MAGNOVALDO BEZERRA - EXCRESCÊNCIAS

Anos atrás (êta língua a nossa!) meu amigo Cláudio D. estava aqui nos Estados Unidos estudando em Flint, Michigan, cidade situada ao norte de Detroit.

Casado, com um filho pequeno, levava a vida driblando as dificuldades econômicas com o que recebia de sua bolsa de estudos e constantes ajudas de sua família no Brasil.

Após um ano duro, economizou o suficiente para levar a família de férias até a Disney World em Orlando. Divertiram-se com seu menino, passearam e… gastaram todo o dinheiro, já que a Disney é uma irresistível máquina de chupar as verdinhas do bolso. Feitas as contas na hora de voltar, só sobrou o suficiente para abastecer o carro para a viagem de cerca de 2.000 km de volta, além de sanduiches e refrigerantes bem contados. Bem, sem choro, o negócio foi encarar a estrada, a famosa “Freeway I-75” e dormir no carro.

Após dirigir por mais de 12 horas, já de noite, Cláudio simplesmente não tinha mais condições de prosseguir e sua esposa não tinha a habilitação americana. O cansaço e a dor nas pernas eram tão fortes que resolveu parar no acostamento e tirar uma soneca. Nas “freeways” só se pode parar no acostamento por razões de emergência, e existem áreas de descanso a cada 60 a 80 milhas, onde parar é permitido e há toda uma estrutura para tal.

“Rest Area” (Área de Descanso) na I-75

Após alguns minutos um carro da polícia parou atrás. Desceu um policial e quis saber qual a emergência que motivou a parada. Travou-se o seguinte diálogo:

Policial: “Boa noite senhor, posso saber qual é a emergência que o obrigou a estacionar no acostamento?”

Cláudio: “Estou vindo de Orlando e moro em Flint, Michigan. O cansaço e a dor nas pernas não me permitem mais continuar dirigindo. Minha esposa não pode dirigir e se eu seguir ao volante há uma grande chance de causar um acidente. Meu dinheiro acabou e não tenho como pagar um hotel para passar a noite. Realmente, se eu continuar dirigindo nesta situação vou expor a minha família e outros motoristas a um grave risco.”

Policial: “Entendo. O senhor tem razão. Vamos fazer o seguinte: descanse, tire uma soneca, sinta-se bem de novo que eu vou ficar estacionado aqui atrás do senhor. Se eu não fizer isso, a cada 10, 15 minutos um outro policial vai parar aqui e questionar-lhe novamente e, com isso, o senhor não vai conseguir descansar.”

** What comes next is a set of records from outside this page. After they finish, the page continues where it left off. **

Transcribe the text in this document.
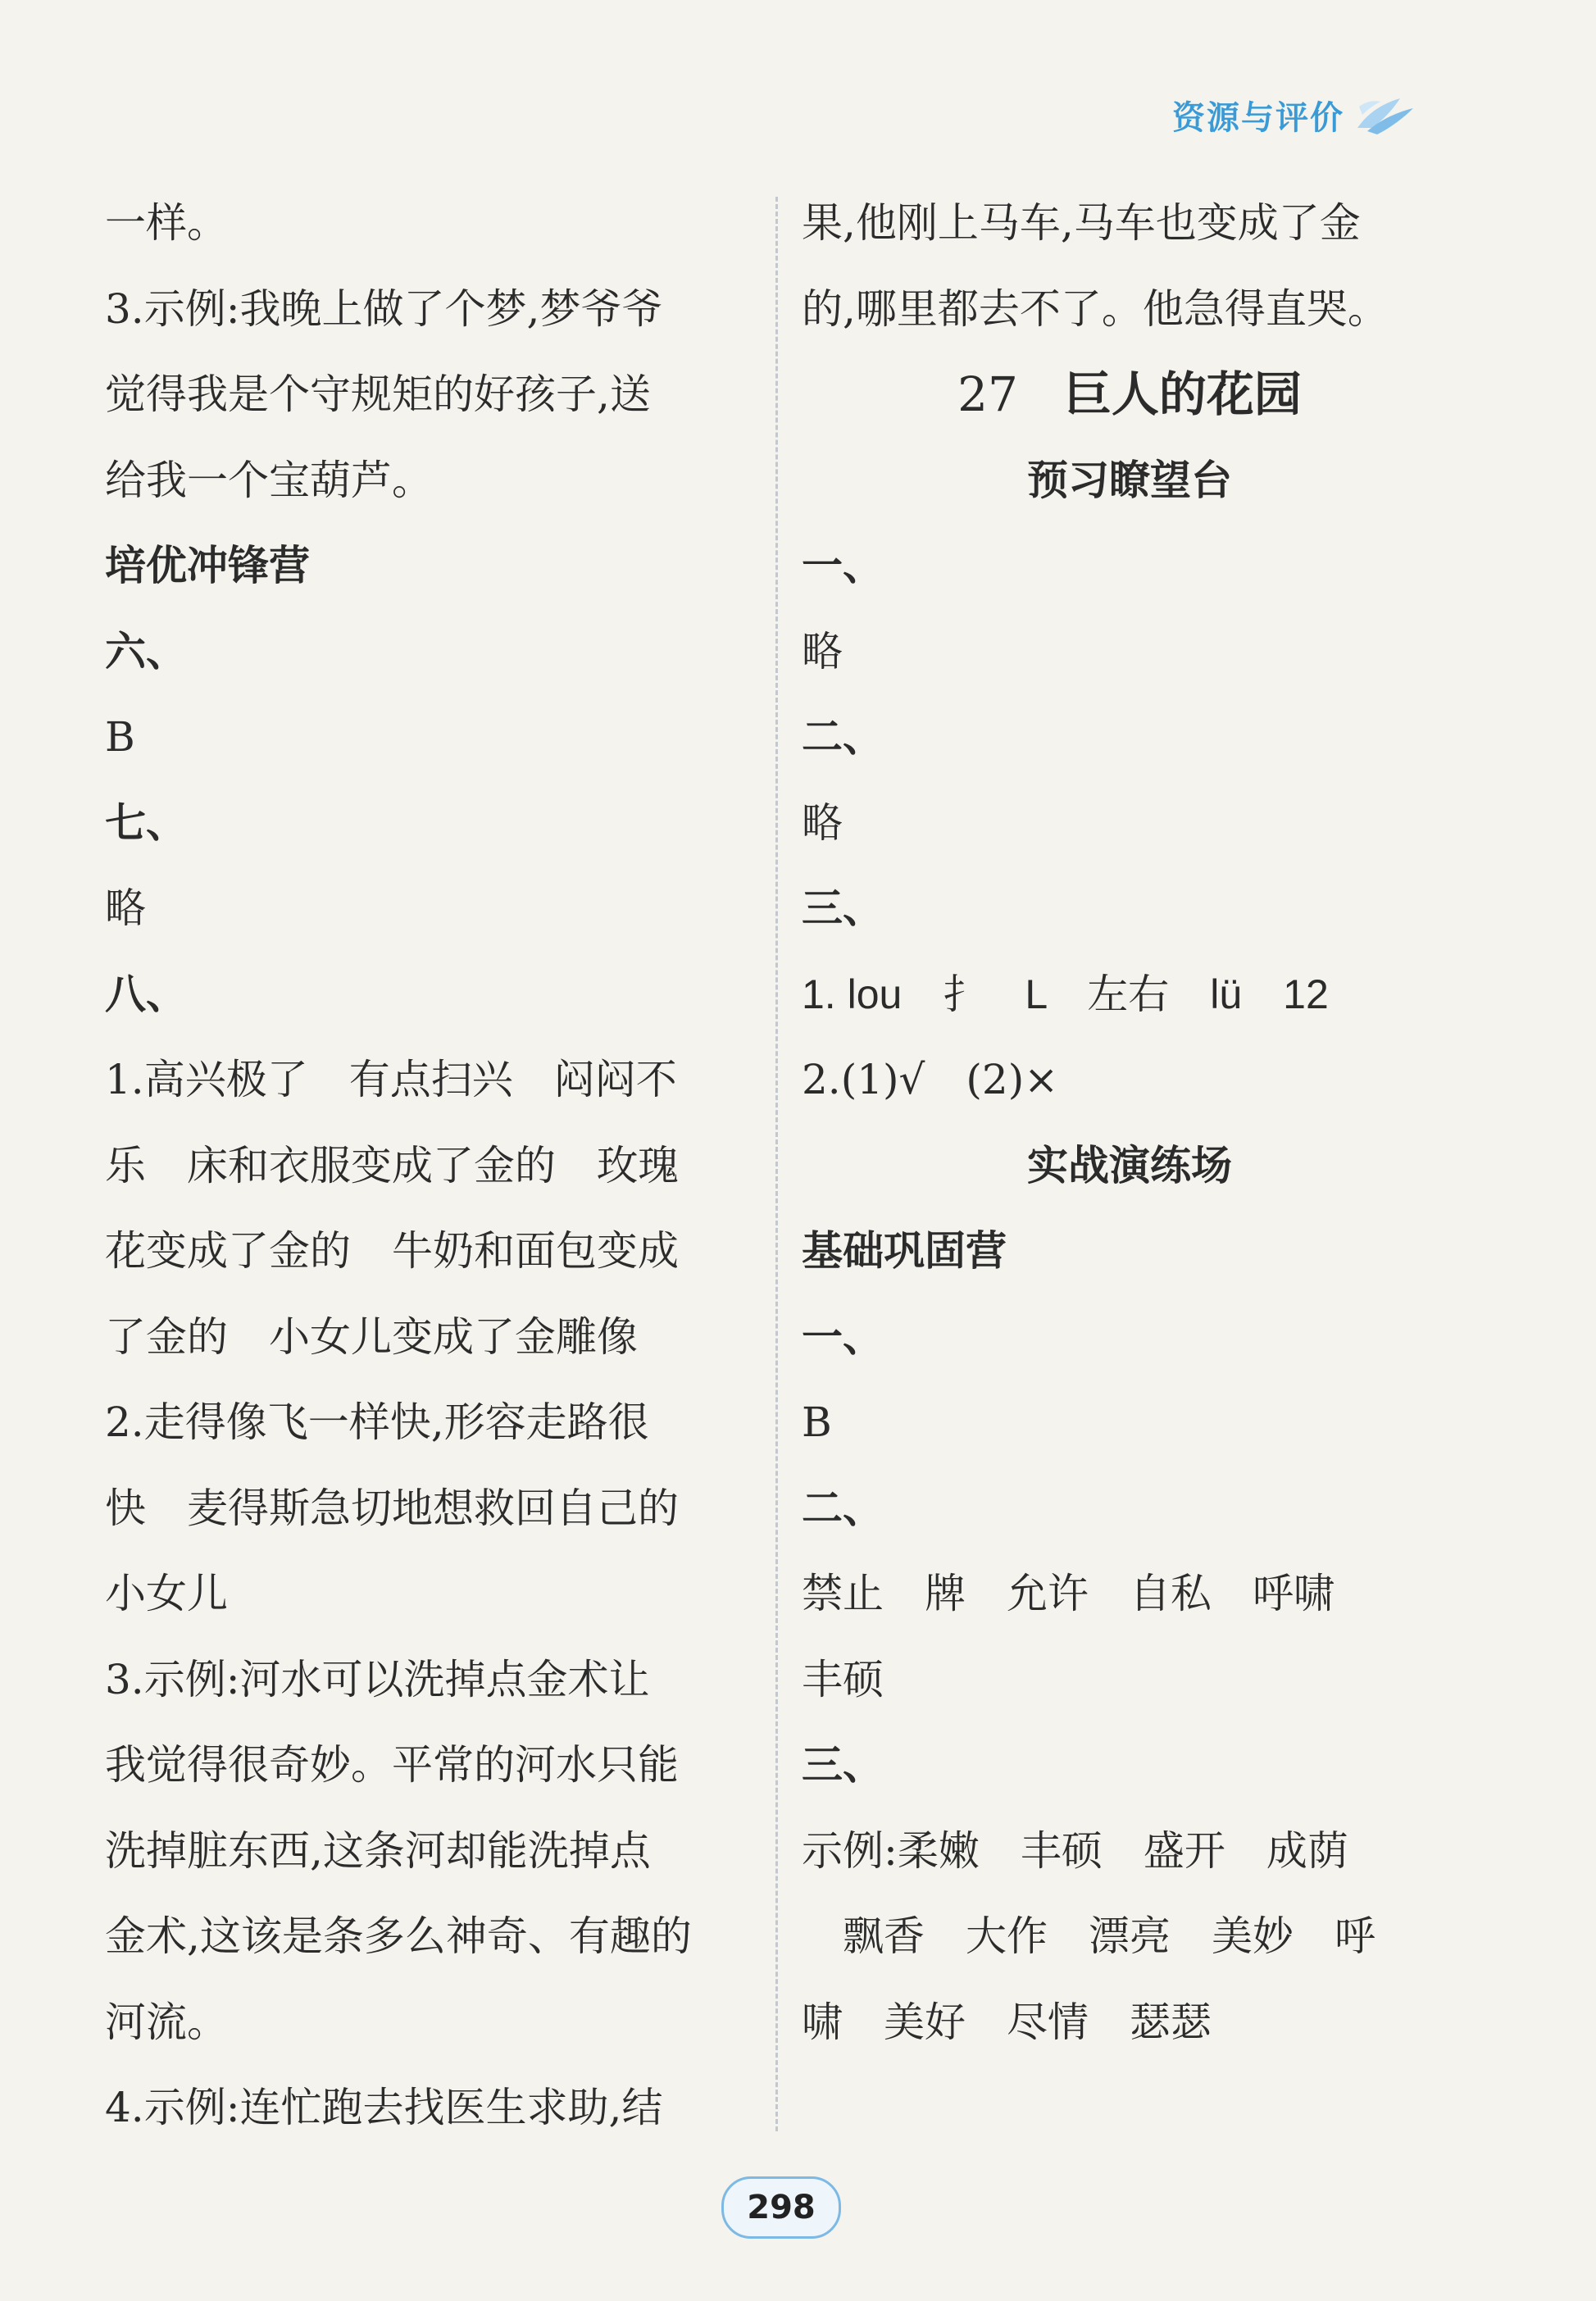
资源与评价
一样。
3.示例:我晚上做了个梦,梦爷爷
觉得我是个守规矩的好孩子,送
给我一个宝葫芦。
培优冲锋营
六、
B
七、
略
八、
1.高兴极了　有点扫兴　闷闷不
乐　床和衣服变成了金的　玫瑰
花变成了金的　牛奶和面包变成
了金的　小女儿变成了金雕像
2.走得像飞一样快,形容走路很
快　麦得斯急切地想救回自己的
小女儿
3.示例:河水可以洗掉点金术让
我觉得很奇妙。平常的河水只能
洗掉脏东西,这条河却能洗掉点
金术,这该是条多么神奇、有趣的
河流。
4.示例:连忙跑去找医生求助,结
果,他刚上马车,马车也变成了金
的,哪里都去不了。他急得直哭。
27 巨人的花园
预习瞭望台
一、
略
二、
略
三、
1. lou　扌　L　左右　lü　12
2.(1)√　(2)×
实战演练场
基础巩固营
一、
B
二、
禁止　牌　允许　自私　呼啸
丰硕
三、
示例:柔嫩　丰硕　盛开　成荫
　飘香　大作　漂亮　美妙　呼
啸　美好　尽情　瑟瑟
298
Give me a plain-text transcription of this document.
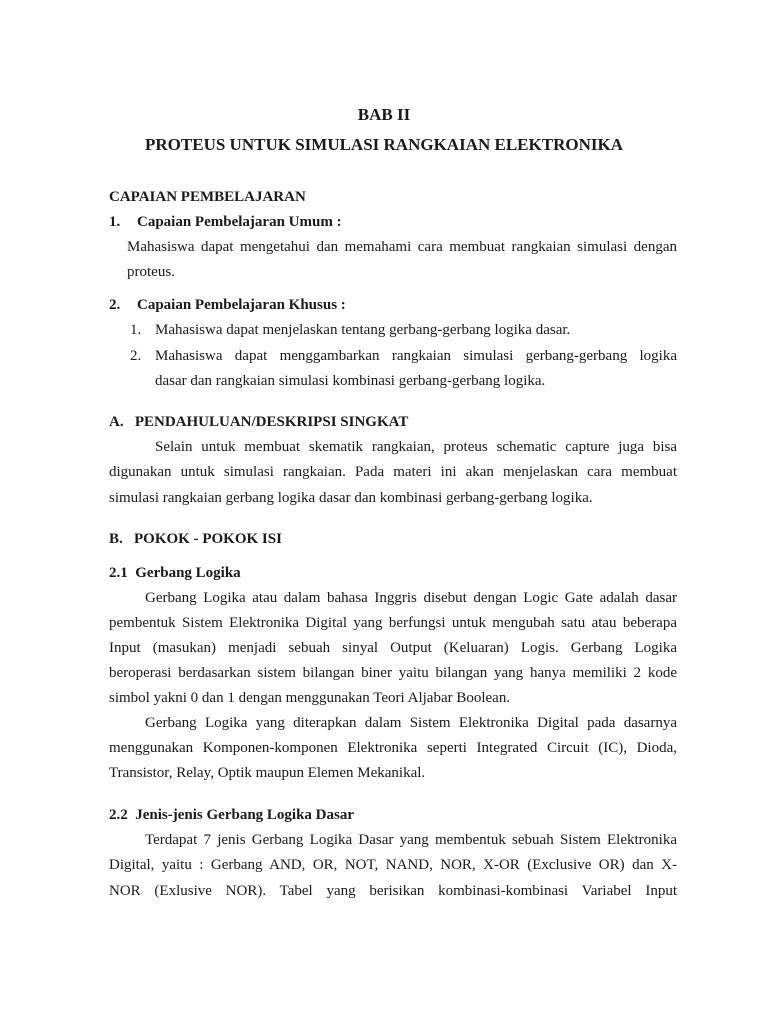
BAB II
PROTEUS UNTUK SIMULASI RANGKAIAN ELEKTRONIKA
CAPAIAN PEMBELAJARAN
1. Capaian Pembelajaran Umum :
Mahasiswa dapat mengetahui dan memahami cara membuat rangkaian simulasi dengan
proteus.
2. Capaian Pembelajaran Khusus :
1. Mahasiswa dapat menjelaskan tentang gerbang-gerbang logika dasar.
2. Mahasiswa dapat menggambarkan rangkaian simulasi gerbang-gerbang logika
dasar dan rangkaian simulasi kombinasi gerbang-gerbang logika.
A.   PENDAHULUAN/DESKRIPSI SINGKAT
Selain untuk membuat skematik rangkaian, proteus schematic capture juga bisa
digunakan untuk simulasi rangkaian. Pada materi ini akan menjelaskan cara membuat
simulasi rangkaian gerbang logika dasar dan kombinasi gerbang-gerbang logika.
B.   POKOK - POKOK ISI
2.1  Gerbang Logika
Gerbang Logika atau dalam bahasa Inggris disebut dengan Logic Gate adalah dasar
pembentuk Sistem Elektronika Digital yang berfungsi untuk mengubah satu atau beberapa
Input (masukan) menjadi sebuah sinyal Output (Keluaran) Logis. Gerbang Logika
beroperasi berdasarkan sistem bilangan biner yaitu bilangan yang hanya memiliki 2 kode
simbol yakni 0 dan 1 dengan menggunakan Teori Aljabar Boolean.
Gerbang Logika yang diterapkan dalam Sistem Elektronika Digital pada dasarnya
menggunakan Komponen-komponen Elektronika seperti Integrated Circuit (IC), Dioda,
Transistor, Relay, Optik maupun Elemen Mekanikal.
2.2  Jenis-jenis Gerbang Logika Dasar
Terdapat 7 jenis Gerbang Logika Dasar yang membentuk sebuah Sistem Elektronika
Digital, yaitu : Gerbang AND, OR, NOT, NAND, NOR, X-OR (Exclusive OR) dan X-
NOR (Exlusive NOR). Tabel yang berisikan kombinasi-kombinasi Variabel Input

E assim foi feito. O policial estacionou atrás do carro do Cláudio e ficou esperando que ele tirasse sua soneca.

Depois de umas duas horas de sono meu amigo, já revigorado, levantou-se, abriu a porta do carro, espreguiçou e respirou o ar frio da madrugada.
O policial saiu de seu carro e lhe dirigiu as seguintes perguntas:

– O senhor já se sente bem?

– Sim, já estou bem e posso continuar, respondeu Cláudio.

– Que dia é hoje?

Cláudio pensou um pouco e respondeu corretamente.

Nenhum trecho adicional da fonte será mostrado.